FRANKENSTEINING THE PERFECT DRACULA

We have all faced this dilemma:

-Dracula is cool -There is no Dracula movie that does not contain many things that are boring or stupid.

Yet: -A lot of Dracula movies have good parts. -The Dracula story is familiar

Therefore: -It’s probably possible to make a perfect Dracula movie by editing together clips from all the Dracula movies - - So what would we use?

Right off, we want to use a lot of Francis Ford Coppola’s Dracula, sure. But every single man in that movie except Gary Oldman does a really bad job.

So, obviously we want Peter Cushing from the Hammer movies as Van Helsing as much as we can get.

Once Dracula gets to England, we’re gonna want some Christopher Lee, Bela Lugosi, and maybe some Frank Langella Draculas. We definitely need as many of Miriam Giovanelli’s scenes from Dario Argento’s Dracula as we can get.

Also I think we could jam some of Castlevania and the recent gay british Dracula in there and I hear good things about the 1931 Spanish version of Dracula that was shot on the same sets and at the same time as the Lugosi one, but I haven’t seen it all the way through.

Can we fit Herzog's Nosferatu in here? It is already a perfect movie but how much of it can be repurposed as Dracula?

So here are the minimum scenes you’d need for a perfect Dracula. If you got ideas for which Dracula does which scene best, let me know:

1. Jonathan Harker, English real estate rube, goes to Transylvania to try to close a deal and meets Transylvanian villagers who warn him about Dracula

2. Harker approaches castle Dracula.

3. Dracula invites him in.

4. Dracula is creepy to Harker in his castle in a number of scenes.

5. Dracula tells him he can’t leave at some point.

6. Harker meets the three hot brides of Dracula.

7. Meanwhile, in England, Harker’s fiancee Mina frets about Harker being away.

8. Mina’s friend Lucy is dealing with 3 suitors: Dr John Seward, Arthur Holmwood, and the American, Quincey Morris.

9. Lucy wants to be poly, but its 1897, so she chooses Holmwood.

10. Dracula’s put on a ship bound for the UK and kills everyone on it.

11. The ship wrecks in England.

12. Lucy begins acting weird, as if, say, a vampire is draining her blood at night

13. Dr Seward contacts his teacher, Professor Van Helsing.

14. Harker gets back with the rest of the cast in one way or another.

15. Van Helsing is like “What you got here? That’s a vampire”.

16. Something goes wrong and the anti-vampire precautions he proposes are ignored or reversed.

17. Lucy is killed by Dracula in wolf form or some other way.

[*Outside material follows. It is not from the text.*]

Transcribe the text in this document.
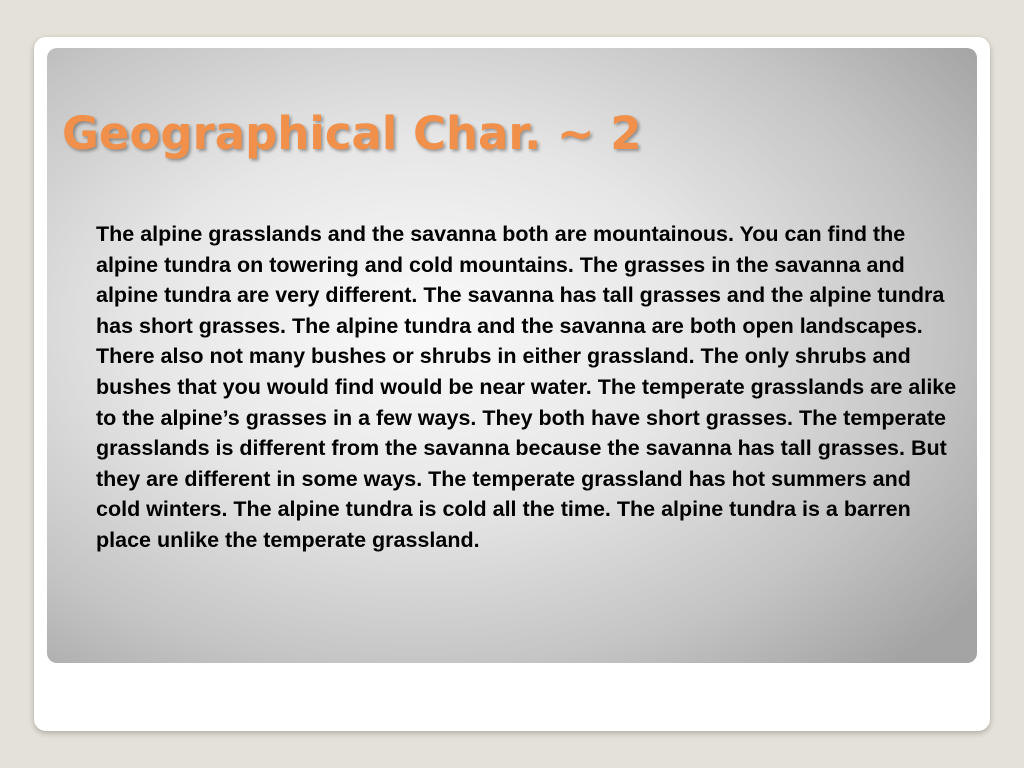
Geographical Char. ~ 2

The alpine grasslands and the savanna both are mountainous. You can find the alpine tundra on towering and cold mountains. The grasses in the savanna and alpine tundra are very different. The savanna has tall grasses and the alpine tundra has short grasses. The alpine tundra and the savanna are both open landscapes. There also not many bushes or shrubs in either grassland. The only shrubs and bushes that you would find would be near water. The temperate grasslands are alike to the alpine’s grasses in a few ways. They both have short grasses. The temperate grasslands is different from the savanna because the savanna has tall grasses. But they are different in some ways. The temperate grassland has hot summers and cold winters. The alpine tundra is cold all the time. The alpine tundra is a barren place unlike the temperate grassland.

18. Van Helsing and crew go to Lucy’s tomb, she’s eating a baby, they stake her.

19. The entire human cast gets together and is like We Gotta Kill Dracula

20. Meanwhile Renfield, one of Dr Seward’s mental patients who has been under Dracula’s spell this whole time, helps Dracula attack Mina.

21. Mina is turning into a vampire. Oh no!

22. The stakes (no pun intended) then having been established, action ensues as Harker, Van Helsing, Seward, and the two disposable male cast members chase Dracula down wherever he is and kill him.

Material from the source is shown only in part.